The Trump administration is seeking to slow the implementation in 2020 of tighter fuel restrictions on the global shipping industry. The rules, which would slash by more than 80 percent the sulfur allowed in fuel burned by the biggest cargo ships, are expected to increase the cost to move everything from soybeans to Apple iPhones across the oceans, with some of that cost potentially passed on to consumers. Shares of refiners slumped the most in over two years.

The move risks alienating an industry that supported Trump, and which stands to gain from the increase in demand for cleaner-burning diesel fuel. U.S. refineries are more sophisticated than many competitors in other parts of the world, and American companies have invested billions in upgrading their facilities to produce fuel that meets the new rules. It would be the second setback for refiners this month, after Trump decided to allow gas stations to sell fuel with 15 percent ethanol all year.

“The U.S. refining industry has been preparing for IMO 2020 for over a decade and has made substantial investments to ensure that we can timely supply U.S. and global marine customers with compliant fuel, Chet Thompson, president of the American Fuel and Petrochemical Manufacturers trade group, wrote in an email. “Altering the implementation schedule this late in the game –- to the extent that this is even legally possible –- is a bad idea and could undermine U.S. investments.”

Analysts have said the rules, commonly referred to as IMO 2020, would increase demand for diesel fuel, sending prices higher. Bank of America Merrill Lynch analysts said in early October that demand for diesel may increase by as much as 1.4 million barrels a day.
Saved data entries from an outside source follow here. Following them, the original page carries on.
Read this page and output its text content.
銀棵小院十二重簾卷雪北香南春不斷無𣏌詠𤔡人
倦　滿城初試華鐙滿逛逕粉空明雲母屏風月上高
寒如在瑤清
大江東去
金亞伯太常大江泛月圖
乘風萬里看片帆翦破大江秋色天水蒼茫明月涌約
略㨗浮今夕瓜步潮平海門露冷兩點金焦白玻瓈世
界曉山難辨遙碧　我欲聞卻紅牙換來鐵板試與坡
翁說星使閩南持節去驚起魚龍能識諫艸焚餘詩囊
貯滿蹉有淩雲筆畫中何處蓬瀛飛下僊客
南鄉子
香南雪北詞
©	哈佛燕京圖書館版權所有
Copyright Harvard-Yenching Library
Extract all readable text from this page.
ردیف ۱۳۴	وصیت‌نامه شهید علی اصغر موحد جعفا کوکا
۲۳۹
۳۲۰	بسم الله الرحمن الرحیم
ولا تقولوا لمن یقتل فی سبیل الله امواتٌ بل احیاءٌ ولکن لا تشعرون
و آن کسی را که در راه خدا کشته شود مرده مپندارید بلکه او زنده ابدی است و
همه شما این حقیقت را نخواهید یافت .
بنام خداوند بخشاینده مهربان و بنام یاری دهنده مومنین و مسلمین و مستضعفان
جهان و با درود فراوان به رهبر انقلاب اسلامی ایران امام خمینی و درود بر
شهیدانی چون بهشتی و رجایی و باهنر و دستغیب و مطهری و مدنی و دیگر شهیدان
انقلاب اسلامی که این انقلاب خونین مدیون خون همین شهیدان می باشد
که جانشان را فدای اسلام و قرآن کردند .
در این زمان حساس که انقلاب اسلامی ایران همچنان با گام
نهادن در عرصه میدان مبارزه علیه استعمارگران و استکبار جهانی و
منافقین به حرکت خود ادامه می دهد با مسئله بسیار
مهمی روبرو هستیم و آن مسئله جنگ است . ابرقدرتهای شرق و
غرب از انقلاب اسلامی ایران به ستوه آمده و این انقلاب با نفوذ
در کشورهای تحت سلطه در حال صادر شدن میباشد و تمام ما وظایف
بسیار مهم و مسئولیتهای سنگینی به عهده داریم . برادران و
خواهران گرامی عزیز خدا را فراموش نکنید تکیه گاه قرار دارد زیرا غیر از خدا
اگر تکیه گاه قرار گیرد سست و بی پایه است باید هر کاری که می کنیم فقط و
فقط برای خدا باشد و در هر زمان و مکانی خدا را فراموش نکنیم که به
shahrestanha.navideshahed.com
Shipping industry trade groups have pressed for a phased-in start to the new rules.

‘Experience-Building’

The International Maritime Organization’s Marine Environment Protection Committee is scheduled to hold meetings next week in London. The panel is expected to adopt a ban for ships to carry high-sulfur fuel, a move that may make the IMO’s wider sulfur curbs more effective.

The U.S. will attend the meeting to work on the “experience-building phase” proposed by a number of countries and industry groups and led by the Marshall Islands, according to Lisa Novak, a spokesperson for the U.S. Coast Guard. Such a move would “best facilitate the implementation of the 2020 sulphur cap,” she said in a statement.

“This is a fairly typical story of Washington coming to the party six months late,” said James Lucier, managing director of Capital Alpha Partners. “Financial markets analysts have been focused on this issue since early spring. The administration does not have a lot of good options at this point. Jawboning may be the best that they can do.”

The IMO doesn’t comment on the positions of individual member states, a spokesperson said by email. All member states can participate in the IMO meetings and bring their views to the table for discussion.

Potential Effect

It’s unclear how much the Trump administration would be able to slow or change the implementation of the rules, given their global adoption.

“The European Union is pushing to get greenhouse gas rules for bunker fuels,” Kevin Book, managing director of Washington-based consultancy ClearView Energy Partners. “That means they are unlikely to support a policy of loosening sulfur standards, backtracking on a conventional pollutant as they are moving to pare down greenhouse gases.”

The BI North American Refining & Marketing index slid 6.5 percent Friday, the most since Jan. 13, 2016. Valero Energy Corp. fell 10 percent, with PBF Energy Inc. down 9.9 percent.

“I think the stock movement is likely overdone just because the real options for Trump to make any significant change are probably more limited than people think,” said Lucier.